Ida no longer recognizes Victor, as she's slipping away from dementia. New ward physician Paige Marshall (Kelly Macdonald) has a curious notion about how she might be saved that involves Victor inseminating the hot young medico.
Palahniuk's antic absurdism is duly present, but the hurtling pace and barely-underlying nihilism that transferred to screen so vividly in "Fight Club" aren't much in evidence here. Gregg (who's quite funny as the colonial village's autocratic manager Lord High Charlie) and collaborators come up with a routine bright look, uninspired setpiece stagings and an uneven performance tenor. They add up to diverting bad taste comedics rather than the novel's truly skewed parallel universe.
To be sure, certain narrative ideas and verbal tropes will still tickle tome's fans and may strike the gamely uninitiated as uproarious.
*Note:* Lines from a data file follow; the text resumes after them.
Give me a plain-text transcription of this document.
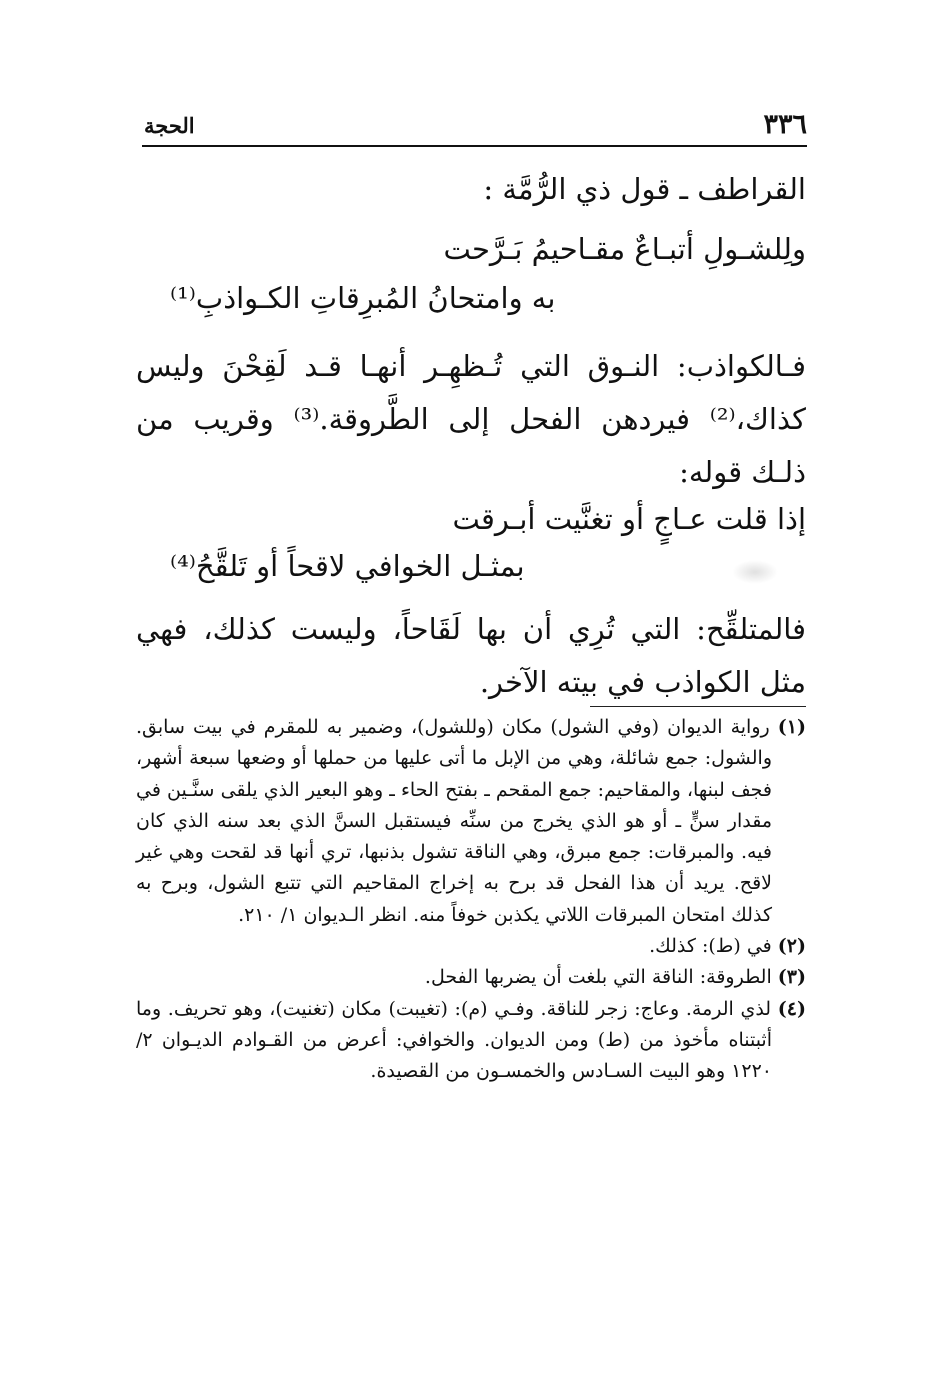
٣٣٦
الحجة
القراطف ـ قول ذي الرُّمَّة :
ولِلشـولِ أتبـاعٌ مقـاحيمُ بَـرَّحت
به وامتحانُ المُبرِقاتِ الكـواذبِ⁽¹⁾

فـالكواذب: النـوق التي تُـظهِـر أنهـا قـد لَقِحْنَ وليس كذاك،⁽²⁾ فيردهن الفحل إلى الطَّروقة.⁽³⁾ وقريب من ذلـك قوله:

إذا قلت عـاجٍ أو تغنَّيت أبـرقت
بمثـل الخوافي لاقحاً أو تَلقَّحُ⁽⁴⁾

فالمتلقِّح: التي تُرِي أن بها لَقَاحاً، وليست كذلك، فهي مثل الكواذب في بيته الآخر.

(١) رواية الديوان (وفي الشول) مكان (وللشول)، وضمير به للمقرم في بيت سابق. والشول: جمع شائلة، وهي من الإبل ما أتى عليها من حملها أو وضعها سبعة أشهر، فجف لبنها، والمقاحيم: جمع المقحم ـ بفتح الحاء ـ وهو البعير الذي يلقى سنَّـين في مقدار سنٍّ ـ أو هو الذي يخرج من سنِّه فيستقبل السنَّ الذي بعد سنه الذي كان فيه. والمبرقات: جمع مبرق، وهي الناقة تشول بذنبها، تري أنها قد لقحت وهي غير لاقح. يريد أن هذا الفحل قد برح به إخراج المقاحيم التي تتبع الشول، وبرح به كذلك امتحان المبرقات اللاتي يكذبن خوفاً منه. انظر الـديوان ١/ ٢١٠.

(٢) في (ط): كذلك.

(٣) الطروقة: الناقة التي بلغت أن يضربها الفحل.

(٤) لذي الرمة. وعاج: زجر للناقة. وفـي (م): (تغيبت) مكان (تغنيت)، وهو تحريف. وما أثبتناه مأخوذ من (ط) ومن الديوان. والخوافي: أعرض من القـوادم الديـوان ٢/ ١٢٢٠ وهو البيت السـادس والخمسـون من القصيدة.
Among the cast, Rockwell and Henke best grasp the desired tone. Tech and design contribs are adequate, but could have been more assertive.
Camera (color, HD cam), Tim Orr; editor, Joe Klotz; music, Nathan Larson; production designer, Roshelle Berliner; art director, Matteo De Cosmo; set decorator, Kate Foster; costume designer, Catherine George; sound (Dolby Digital), Christopher Gebert; supervising sound editor, Richard Taylor; sound designer, Albert Gasser; unit production manager, Tony Hernandez; assistant directors, Stuart J.C. Williams, Nicholas R. Bell; casting, Mary Vernieu. Reviewed at Sundance Film Festival (competing), Jan. 21, 2008. Running time: 92 MIN.